Background: The aim of this study was to characterize patterns of multimorbidity across patients and identify opportunities to strengthen the informatics capacity of learning health systems that are used to characterize multimorbidity across patients.
Methods: Electronic health record (EHR) data on 225,710 multimorbidity patients were extracted from the Arkansas Clinical Data Repository as a use case. Hierarchical cluster analysis identified the most frequently occurring combinations of chronic conditions within the learning health system's captured data.

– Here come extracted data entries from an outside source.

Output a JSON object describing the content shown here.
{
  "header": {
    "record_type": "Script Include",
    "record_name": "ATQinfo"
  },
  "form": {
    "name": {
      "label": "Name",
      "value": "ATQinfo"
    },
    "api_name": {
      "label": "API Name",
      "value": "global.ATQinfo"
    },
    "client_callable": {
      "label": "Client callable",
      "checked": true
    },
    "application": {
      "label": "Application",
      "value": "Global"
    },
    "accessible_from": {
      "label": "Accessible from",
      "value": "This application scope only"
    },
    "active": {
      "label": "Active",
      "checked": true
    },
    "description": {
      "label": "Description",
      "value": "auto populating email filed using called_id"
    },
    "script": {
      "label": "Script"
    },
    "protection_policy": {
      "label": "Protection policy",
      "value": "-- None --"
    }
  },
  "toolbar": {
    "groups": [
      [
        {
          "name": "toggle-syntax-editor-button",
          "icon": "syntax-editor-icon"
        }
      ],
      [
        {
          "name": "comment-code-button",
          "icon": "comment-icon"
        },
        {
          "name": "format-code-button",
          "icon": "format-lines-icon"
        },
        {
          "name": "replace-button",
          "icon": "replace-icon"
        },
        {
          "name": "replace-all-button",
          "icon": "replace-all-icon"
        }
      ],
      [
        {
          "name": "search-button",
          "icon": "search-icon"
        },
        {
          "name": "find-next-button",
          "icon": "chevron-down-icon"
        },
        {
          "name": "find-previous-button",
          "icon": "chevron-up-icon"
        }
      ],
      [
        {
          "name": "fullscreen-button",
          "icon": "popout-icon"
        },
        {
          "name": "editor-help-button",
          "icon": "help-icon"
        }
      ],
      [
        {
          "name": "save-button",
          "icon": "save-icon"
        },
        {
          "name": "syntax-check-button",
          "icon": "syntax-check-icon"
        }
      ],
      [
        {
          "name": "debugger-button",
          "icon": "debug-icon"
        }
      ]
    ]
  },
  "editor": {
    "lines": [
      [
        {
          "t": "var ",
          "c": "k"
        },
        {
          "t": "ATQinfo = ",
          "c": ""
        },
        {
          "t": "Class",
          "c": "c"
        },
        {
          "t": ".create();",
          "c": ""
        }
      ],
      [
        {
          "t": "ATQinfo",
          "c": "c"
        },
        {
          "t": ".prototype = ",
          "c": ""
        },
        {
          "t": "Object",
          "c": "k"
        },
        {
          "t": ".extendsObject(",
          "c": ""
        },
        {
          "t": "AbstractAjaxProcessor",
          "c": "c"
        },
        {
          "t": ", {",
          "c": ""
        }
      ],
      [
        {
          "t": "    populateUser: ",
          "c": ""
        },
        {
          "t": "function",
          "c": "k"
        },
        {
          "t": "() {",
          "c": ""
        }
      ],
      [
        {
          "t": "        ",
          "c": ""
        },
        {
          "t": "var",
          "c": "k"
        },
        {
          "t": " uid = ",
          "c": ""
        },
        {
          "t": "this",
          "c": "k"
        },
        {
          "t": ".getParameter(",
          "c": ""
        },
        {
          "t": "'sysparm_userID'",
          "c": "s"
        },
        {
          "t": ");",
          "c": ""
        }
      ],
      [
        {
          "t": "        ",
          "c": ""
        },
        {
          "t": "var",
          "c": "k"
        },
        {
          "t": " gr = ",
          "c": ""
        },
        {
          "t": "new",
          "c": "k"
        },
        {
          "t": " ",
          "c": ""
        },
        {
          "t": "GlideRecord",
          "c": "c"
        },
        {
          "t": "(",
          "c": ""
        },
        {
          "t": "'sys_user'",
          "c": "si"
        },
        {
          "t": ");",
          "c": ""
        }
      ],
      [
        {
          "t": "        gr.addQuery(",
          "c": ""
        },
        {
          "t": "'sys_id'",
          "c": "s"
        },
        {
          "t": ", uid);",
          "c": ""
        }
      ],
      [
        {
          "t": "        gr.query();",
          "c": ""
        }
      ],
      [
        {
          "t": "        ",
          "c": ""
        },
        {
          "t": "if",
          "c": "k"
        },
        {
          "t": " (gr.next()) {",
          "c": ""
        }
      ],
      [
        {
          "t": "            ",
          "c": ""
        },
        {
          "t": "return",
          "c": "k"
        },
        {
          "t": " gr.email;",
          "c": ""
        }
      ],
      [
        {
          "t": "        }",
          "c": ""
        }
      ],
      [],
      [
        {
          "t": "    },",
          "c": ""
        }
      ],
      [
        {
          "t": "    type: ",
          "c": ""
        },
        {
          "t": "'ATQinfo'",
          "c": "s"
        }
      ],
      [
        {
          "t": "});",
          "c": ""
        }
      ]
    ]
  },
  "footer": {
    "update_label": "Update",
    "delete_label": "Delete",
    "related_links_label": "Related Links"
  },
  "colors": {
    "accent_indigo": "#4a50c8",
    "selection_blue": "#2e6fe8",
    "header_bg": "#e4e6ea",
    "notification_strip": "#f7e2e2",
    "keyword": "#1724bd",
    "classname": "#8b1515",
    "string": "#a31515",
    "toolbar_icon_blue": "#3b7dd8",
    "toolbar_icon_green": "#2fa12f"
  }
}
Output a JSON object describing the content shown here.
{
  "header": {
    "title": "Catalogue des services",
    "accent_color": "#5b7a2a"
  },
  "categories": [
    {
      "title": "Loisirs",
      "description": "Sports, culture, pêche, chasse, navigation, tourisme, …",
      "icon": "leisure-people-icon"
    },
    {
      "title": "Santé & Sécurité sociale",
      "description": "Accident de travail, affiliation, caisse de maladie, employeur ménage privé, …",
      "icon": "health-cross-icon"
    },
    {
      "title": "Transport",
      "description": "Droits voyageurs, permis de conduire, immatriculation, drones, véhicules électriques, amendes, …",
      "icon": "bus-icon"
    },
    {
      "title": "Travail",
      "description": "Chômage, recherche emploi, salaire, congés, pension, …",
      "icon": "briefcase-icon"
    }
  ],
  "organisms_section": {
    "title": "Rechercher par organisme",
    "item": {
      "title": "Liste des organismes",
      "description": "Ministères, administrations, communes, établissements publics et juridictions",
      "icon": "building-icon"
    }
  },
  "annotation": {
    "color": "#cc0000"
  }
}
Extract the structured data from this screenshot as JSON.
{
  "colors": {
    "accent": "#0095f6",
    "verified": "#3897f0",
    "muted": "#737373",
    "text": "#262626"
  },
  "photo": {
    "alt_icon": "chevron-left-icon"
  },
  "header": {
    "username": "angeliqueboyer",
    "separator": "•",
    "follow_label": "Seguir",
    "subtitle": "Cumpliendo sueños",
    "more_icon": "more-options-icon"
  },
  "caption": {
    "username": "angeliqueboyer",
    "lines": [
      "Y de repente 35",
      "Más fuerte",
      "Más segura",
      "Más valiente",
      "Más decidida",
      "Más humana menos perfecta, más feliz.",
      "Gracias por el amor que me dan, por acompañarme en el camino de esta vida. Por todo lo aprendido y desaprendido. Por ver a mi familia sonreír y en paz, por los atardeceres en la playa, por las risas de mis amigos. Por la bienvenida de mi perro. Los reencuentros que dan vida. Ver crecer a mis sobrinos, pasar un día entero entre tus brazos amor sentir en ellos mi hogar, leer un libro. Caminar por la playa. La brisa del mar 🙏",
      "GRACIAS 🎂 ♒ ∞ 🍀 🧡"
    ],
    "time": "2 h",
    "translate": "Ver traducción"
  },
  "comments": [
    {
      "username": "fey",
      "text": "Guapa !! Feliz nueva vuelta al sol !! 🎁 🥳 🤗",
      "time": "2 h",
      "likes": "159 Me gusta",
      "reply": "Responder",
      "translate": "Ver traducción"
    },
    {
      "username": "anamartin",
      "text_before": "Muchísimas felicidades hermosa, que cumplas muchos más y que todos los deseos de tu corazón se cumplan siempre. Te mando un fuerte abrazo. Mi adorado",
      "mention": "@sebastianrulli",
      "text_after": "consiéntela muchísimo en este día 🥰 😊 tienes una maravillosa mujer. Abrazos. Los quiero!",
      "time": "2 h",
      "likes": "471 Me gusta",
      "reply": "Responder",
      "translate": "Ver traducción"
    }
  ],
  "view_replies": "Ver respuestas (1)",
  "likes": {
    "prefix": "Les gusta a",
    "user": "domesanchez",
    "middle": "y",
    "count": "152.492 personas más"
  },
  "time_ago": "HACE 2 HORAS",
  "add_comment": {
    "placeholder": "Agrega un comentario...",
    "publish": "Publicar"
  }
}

Results: Results revealed multimorbidity was highest among patients ages 60 to 74, Caucasians, females, and Medicare payors. The largest numbers of chronic conditions occurred in the smallest numbers of patients (i.e., 70,262 (31%) patients with two conditions, two (<1%) patients with 22 chronic conditions). The results revealed urgent needs to improve EHR systems and processes that collect and manage multimorbidity data (e.g., creating new, multimorbidity-centric data elements in EHR systems, detailed longitudinal tracking of compounding disease diagnoses).
Conclusions: Without additional capacity to collect and aggregate large-scale data, multimorbidity patients cannot benefit from the recent advancements in informatics (i.e., clinical data registries, emerging data standards) that are abundantly working to improve the outcomes of patients with single chronic conditions. Additionally, robust socio-technical system studies of clinical workflows are needed to assess the feasibility of integrating the collection of risk factor data elements (i.e., psycho-social, cultural, ethnic, and socioeconomic attributes of populations) into primary care encounters. These approaches to advancing learning health systems for multimorbidity could substantially reduce the constraints of current technologies, data, and data-capturing processes.